Location
- 3201 Kiesel Road Bay City, Michigan 48706 United States 43°37′04″N 83°55′36″W﻿ / ﻿43.6178°N 83.9266°W

Information
- Type: Public
- Motto: "Imagine · Inspire · Innovate"
- Established: 1965
- School district: Bangor Township Schools
- Superintendent: Matt Schmidt
- Principal: Kevin Biskup
- Teaching staff: 32.20 (on an FTE basis)
- Grades: 9-12
- Enrollment: 893 (2023-2024)
- Student to teacher ratio: 27.73
- Colors: Blue White
- Athletics: MHSAA Class B
- Athletics conference: Tri-Valley Conference (Central Division)
- Mascot: Bobcat
- Yearbook: Blazon
- Website: www.bangorschools.org/o/jghs

= John Glenn High School (Bangor Township, Michigan) =

John Glenn High School is a public school that is part of Bangor Township Schools.

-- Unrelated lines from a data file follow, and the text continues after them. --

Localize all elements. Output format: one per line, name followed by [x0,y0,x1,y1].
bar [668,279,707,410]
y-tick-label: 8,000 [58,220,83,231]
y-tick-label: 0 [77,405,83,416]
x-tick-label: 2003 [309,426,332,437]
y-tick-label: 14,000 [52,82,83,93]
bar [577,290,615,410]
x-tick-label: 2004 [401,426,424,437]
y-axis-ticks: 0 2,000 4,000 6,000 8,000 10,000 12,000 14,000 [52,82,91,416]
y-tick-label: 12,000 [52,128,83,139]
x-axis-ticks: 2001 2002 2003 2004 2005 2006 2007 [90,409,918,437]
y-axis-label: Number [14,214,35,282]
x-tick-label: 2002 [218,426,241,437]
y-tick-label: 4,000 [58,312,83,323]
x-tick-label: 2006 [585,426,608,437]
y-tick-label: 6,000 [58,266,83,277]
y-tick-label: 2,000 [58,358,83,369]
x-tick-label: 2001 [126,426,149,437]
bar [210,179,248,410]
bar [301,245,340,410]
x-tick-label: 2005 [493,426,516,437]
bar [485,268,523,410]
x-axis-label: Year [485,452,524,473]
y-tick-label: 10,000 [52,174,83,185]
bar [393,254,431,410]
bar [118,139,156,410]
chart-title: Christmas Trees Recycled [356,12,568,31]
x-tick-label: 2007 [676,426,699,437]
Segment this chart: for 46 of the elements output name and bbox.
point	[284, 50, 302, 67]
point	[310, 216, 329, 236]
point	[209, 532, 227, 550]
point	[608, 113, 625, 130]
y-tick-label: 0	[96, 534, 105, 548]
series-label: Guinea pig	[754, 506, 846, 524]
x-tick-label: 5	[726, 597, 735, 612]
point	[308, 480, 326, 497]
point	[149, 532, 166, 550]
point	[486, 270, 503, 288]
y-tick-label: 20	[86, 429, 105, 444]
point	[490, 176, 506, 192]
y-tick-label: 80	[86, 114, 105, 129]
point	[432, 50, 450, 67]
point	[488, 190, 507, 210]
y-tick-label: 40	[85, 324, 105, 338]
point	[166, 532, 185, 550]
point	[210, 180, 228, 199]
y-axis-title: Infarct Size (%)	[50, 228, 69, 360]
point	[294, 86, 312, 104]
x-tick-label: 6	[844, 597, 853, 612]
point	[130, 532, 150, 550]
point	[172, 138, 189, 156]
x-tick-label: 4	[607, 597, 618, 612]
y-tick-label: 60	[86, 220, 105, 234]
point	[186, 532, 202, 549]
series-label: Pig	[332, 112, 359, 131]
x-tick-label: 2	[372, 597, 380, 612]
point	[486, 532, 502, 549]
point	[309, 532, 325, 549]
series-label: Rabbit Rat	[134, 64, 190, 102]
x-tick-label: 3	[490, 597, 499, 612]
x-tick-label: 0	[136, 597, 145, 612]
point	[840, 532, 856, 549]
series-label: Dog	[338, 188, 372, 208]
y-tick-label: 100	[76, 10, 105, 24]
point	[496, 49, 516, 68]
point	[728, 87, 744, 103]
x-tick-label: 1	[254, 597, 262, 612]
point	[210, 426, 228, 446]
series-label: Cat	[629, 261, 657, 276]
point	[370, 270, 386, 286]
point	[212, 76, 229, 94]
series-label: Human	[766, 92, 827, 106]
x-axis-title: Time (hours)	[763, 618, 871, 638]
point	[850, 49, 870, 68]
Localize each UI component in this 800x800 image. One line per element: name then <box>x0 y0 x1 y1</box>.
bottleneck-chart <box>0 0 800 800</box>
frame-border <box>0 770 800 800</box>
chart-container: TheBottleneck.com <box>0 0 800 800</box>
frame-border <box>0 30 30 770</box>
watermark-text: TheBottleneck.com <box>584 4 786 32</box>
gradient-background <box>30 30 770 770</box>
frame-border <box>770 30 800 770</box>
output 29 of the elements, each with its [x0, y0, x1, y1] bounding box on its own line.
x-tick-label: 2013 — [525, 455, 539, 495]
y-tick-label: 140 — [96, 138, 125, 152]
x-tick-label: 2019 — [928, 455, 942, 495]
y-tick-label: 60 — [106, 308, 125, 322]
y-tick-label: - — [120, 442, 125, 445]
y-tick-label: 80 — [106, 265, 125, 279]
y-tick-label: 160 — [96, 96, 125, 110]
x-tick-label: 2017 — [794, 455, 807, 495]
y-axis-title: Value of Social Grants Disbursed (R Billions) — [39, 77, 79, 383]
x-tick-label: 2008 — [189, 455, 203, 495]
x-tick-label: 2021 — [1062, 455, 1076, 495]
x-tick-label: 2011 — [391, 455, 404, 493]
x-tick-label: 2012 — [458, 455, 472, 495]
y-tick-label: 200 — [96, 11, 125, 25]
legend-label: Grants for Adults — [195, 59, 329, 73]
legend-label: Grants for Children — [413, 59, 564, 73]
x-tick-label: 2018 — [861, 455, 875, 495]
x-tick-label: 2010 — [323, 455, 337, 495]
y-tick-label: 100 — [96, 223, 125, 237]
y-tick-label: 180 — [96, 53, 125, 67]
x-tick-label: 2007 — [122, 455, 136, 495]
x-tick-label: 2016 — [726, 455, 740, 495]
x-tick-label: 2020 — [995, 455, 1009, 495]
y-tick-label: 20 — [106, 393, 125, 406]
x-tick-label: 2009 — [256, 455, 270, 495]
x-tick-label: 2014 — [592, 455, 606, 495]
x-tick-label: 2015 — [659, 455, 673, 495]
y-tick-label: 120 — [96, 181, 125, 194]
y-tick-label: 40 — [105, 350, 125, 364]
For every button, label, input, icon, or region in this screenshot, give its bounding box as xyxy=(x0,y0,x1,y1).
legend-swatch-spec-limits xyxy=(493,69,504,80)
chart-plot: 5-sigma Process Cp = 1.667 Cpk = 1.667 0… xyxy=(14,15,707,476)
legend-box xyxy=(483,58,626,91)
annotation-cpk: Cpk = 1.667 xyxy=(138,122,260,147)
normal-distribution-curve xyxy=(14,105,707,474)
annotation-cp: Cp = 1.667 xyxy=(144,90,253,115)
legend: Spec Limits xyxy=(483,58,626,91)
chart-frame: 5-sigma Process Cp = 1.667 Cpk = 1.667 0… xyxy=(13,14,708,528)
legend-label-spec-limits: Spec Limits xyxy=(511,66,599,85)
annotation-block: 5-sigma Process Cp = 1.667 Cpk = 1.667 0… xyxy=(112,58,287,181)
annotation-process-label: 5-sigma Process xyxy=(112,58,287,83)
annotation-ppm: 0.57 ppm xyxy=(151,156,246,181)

This high school is located in Bangor Township, adjacent to Bay City, Michigan.

==History==
John Glenn High School which was opened in 1965 was named for astronaut John Glenn, who three years prior had become the first American to orbit the Earth.

==Demographics==
The demographic breakdown of the 849 students enrolled in 2022-23 was:

- Male - 48.6%
- Female - 51.4%
- Native American - 0.1%
- Asian - 1.2%
- Black - 1.5%
- Hispanic - 10.1%
- White - 83.0%
- Multiracial - 4.0%

In addition, 42.64% of students were eligible for reduced-price or free lunch.